The Furnace of Hell by Richard Wilson

The Furnace of Hell by Richard Wilson

Author:Richard Wilson
Language: eng
Format: epub
ISBN: 9781784627102
Publisher: Troubador Publishing Ltd


CHAPTER TWENTY-EIGHT

It started slowly, one night when I thought I was having a restful night’s sleep. The nightmare was so vivid that I woke trembling, with a hoarse cry. It had seemed so unbelievably real that the transition from sleep to wakefulness took several minutes as, with agonized slowness, I wrenched myself back to reality. There was no question whether I remembered the dream. Every detail seemed as fresh as if I had truly experienced it. There were hands reaching for me, voices crying, “Take him Take him,” and then I was thrown into a concrete dungeon filled with spitting cobras who slithered around my legs before coiling upward to aim their venom into my eyes. I was screaming, and yet no one heard me. Somehow, in the way of dreams, I saw a severed head with sightless eyes staring at me, a face I thought I recognized, and on the floor and wall a blanket of blood. I struggled, my arms and legs pinioned by thongs so tight I could barely move, and then, slowly, I woke.

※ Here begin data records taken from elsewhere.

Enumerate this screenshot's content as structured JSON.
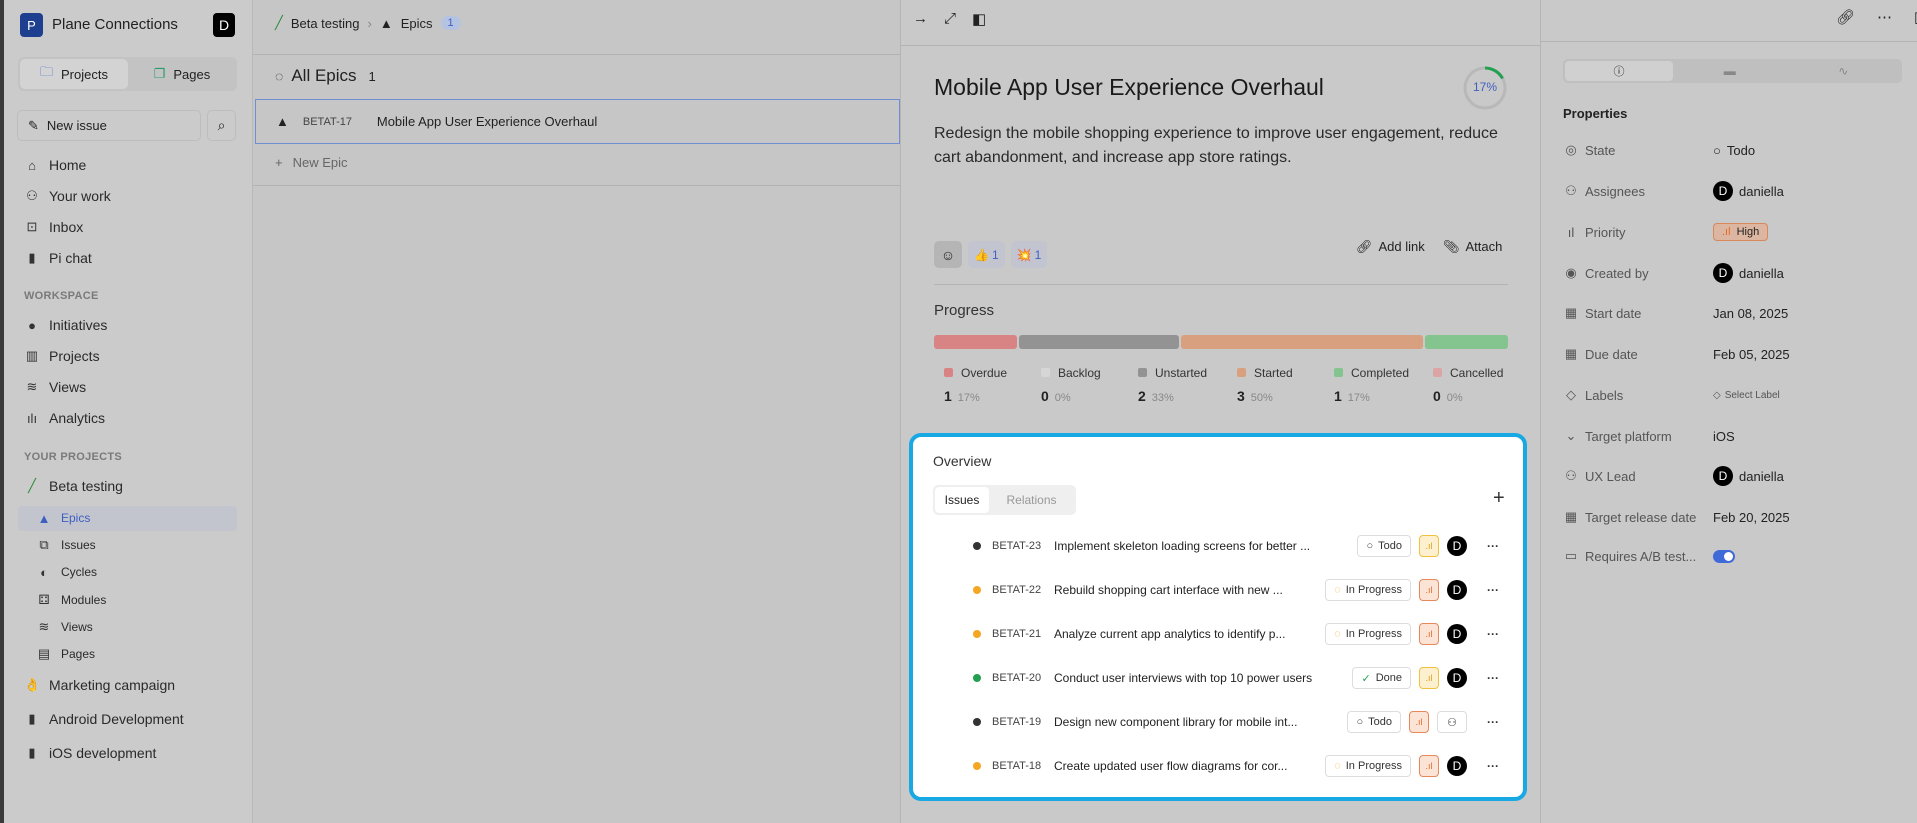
{
  "sidebar": {
    "workspace": "Plane Connections",
    "workspace_initial": "P",
    "user_initial": "D",
    "tabs": [
      "Projects",
      "Pages"
    ],
    "new_issue": "New issue",
    "nav": [
      "Home",
      "Your work",
      "Inbox",
      "Pi chat"
    ],
    "workspace_label": "WORKSPACE",
    "workspace_items": [
      "Initiatives",
      "Projects",
      "Views",
      "Analytics"
    ],
    "projects_label": "YOUR PROJECTS",
    "project": "Beta testing",
    "project_items": [
      "Epics",
      "Issues",
      "Cycles",
      "Modules",
      "Views",
      "Pages"
    ],
    "other_projects": [
      "Marketing campaign",
      "Android Development",
      "iOS development"
    ]
  },
  "main": {
    "breadcrumb": [
      "Beta testing",
      "Epics"
    ],
    "epics_count": "1",
    "header": "All Epics",
    "header_count": "1",
    "epic": {
      "id": "BETAT-17",
      "title": "Mobile App User Experience Overhaul"
    },
    "new_epic": "New Epic"
  },
  "detail": {
    "title": "Mobile App User Experience Overhaul",
    "progress_pct": "17%",
    "progress_value": 17,
    "description": "Redesign the mobile shopping experience to improve user engagement, reduce cart abandonment, and increase app store ratings.",
    "reactions": [
      {
        "emoji": "👍",
        "count": "1"
      },
      {
        "emoji": "💥",
        "count": "1"
      }
    ],
    "add_link": "Add link",
    "attach": "Attach",
    "progress_label": "Progress",
    "legend": [
      {
        "label": "Overdue",
        "count": "1",
        "pct": "17%",
        "color": "#d98484"
      },
      {
        "label": "Backlog",
        "count": "0",
        "pct": "0%",
        "color": "#d6d6d6"
      },
      {
        "label": "Unstarted",
        "count": "2",
        "pct": "33%",
        "color": "#939393"
      },
      {
        "label": "Started",
        "count": "3",
        "pct": "50%",
        "color": "#d9a07f"
      },
      {
        "label": "Completed",
        "count": "1",
        "pct": "17%",
        "color": "#84c48e"
      },
      {
        "label": "Cancelled",
        "count": "0",
        "pct": "0%",
        "color": "#dca5a5"
      }
    ]
  },
  "overview": {
    "title": "Overview",
    "tabs": [
      "Issues",
      "Relations"
    ],
    "issues": [
      {
        "id": "BETAT-23",
        "title": "Implement skeleton loading screens for better ...",
        "state": "Todo",
        "dot": "#333333",
        "prio": "medium",
        "assignee": "D"
      },
      {
        "id": "BETAT-22",
        "title": "Rebuild shopping cart interface with new ...",
        "state": "In Progress",
        "dot": "#f5a623",
        "prio": "high",
        "assignee": "D"
      },
      {
        "id": "BETAT-21",
        "title": "Analyze current app analytics to identify p...",
        "state": "In Progress",
        "dot": "#f5a623",
        "prio": "high",
        "assignee": "D"
      },
      {
        "id": "BETAT-20",
        "title": "Conduct user interviews with top 10 power users",
        "state": "Done",
        "dot": "#22a050",
        "prio": "medium",
        "assignee": "D"
      },
      {
        "id": "BETAT-19",
        "title": "Design new component library for mobile int...",
        "state": "Todo",
        "dot": "#333333",
        "prio": "high",
        "assignee": ""
      },
      {
        "id": "BETAT-18",
        "title": "Create updated user flow diagrams for cor...",
        "state": "In Progress",
        "dot": "#f5a623",
        "prio": "high",
        "assignee": "D"
      }
    ]
  },
  "properties": {
    "title": "Properties",
    "rows": [
      {
        "label": "State",
        "value": "Todo"
      },
      {
        "label": "Assignees",
        "value": "daniella"
      },
      {
        "label": "Priority",
        "value": "High"
      },
      {
        "label": "Created by",
        "value": "daniella"
      },
      {
        "label": "Start date",
        "value": "Jan 08, 2025"
      },
      {
        "label": "Due date",
        "value": "Feb 05, 2025"
      },
      {
        "label": "Labels",
        "value": "Select Label"
      },
      {
        "label": "Target platform",
        "value": "iOS"
      },
      {
        "label": "UX Lead",
        "value": "daniella"
      },
      {
        "label": "Target release date",
        "value": "Feb 20, 2025"
      },
      {
        "label": "Requires A/B test...",
        "value_toggle": true
      }
    ]
  },
  "colors": {
    "accent": "#3f6ad8",
    "highlight": "#18a8e3"
  }
}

In the days and nights that followed I repeated that dream, sometimes as a nightmare and sometimes during the day as a vision. It was so real I could barely distinguish between my conscious state and the other world into which I plunged. Once or twice at my office, Kay shook me back to reality, telling me I had gone white and was making strangling noises. She was worried and wanted me to see a doctor, but I assured her I was all right. I thought these dreams would surely pass, that with time I would begin to put the horror of those last days in Nigeria into some closed box in my mind. It didn’t happen. Indeed, they became, if anything, more vivid and more frequent.

I was also obsessed with the hint in Mike Boyle’s letter that Mei Li might have been taken north into the trackless expanse of the Sahara. Over and over again, I replayed the last stanza of the poem I had read in the King’s College library in Cambridge. It was engraved in my mind.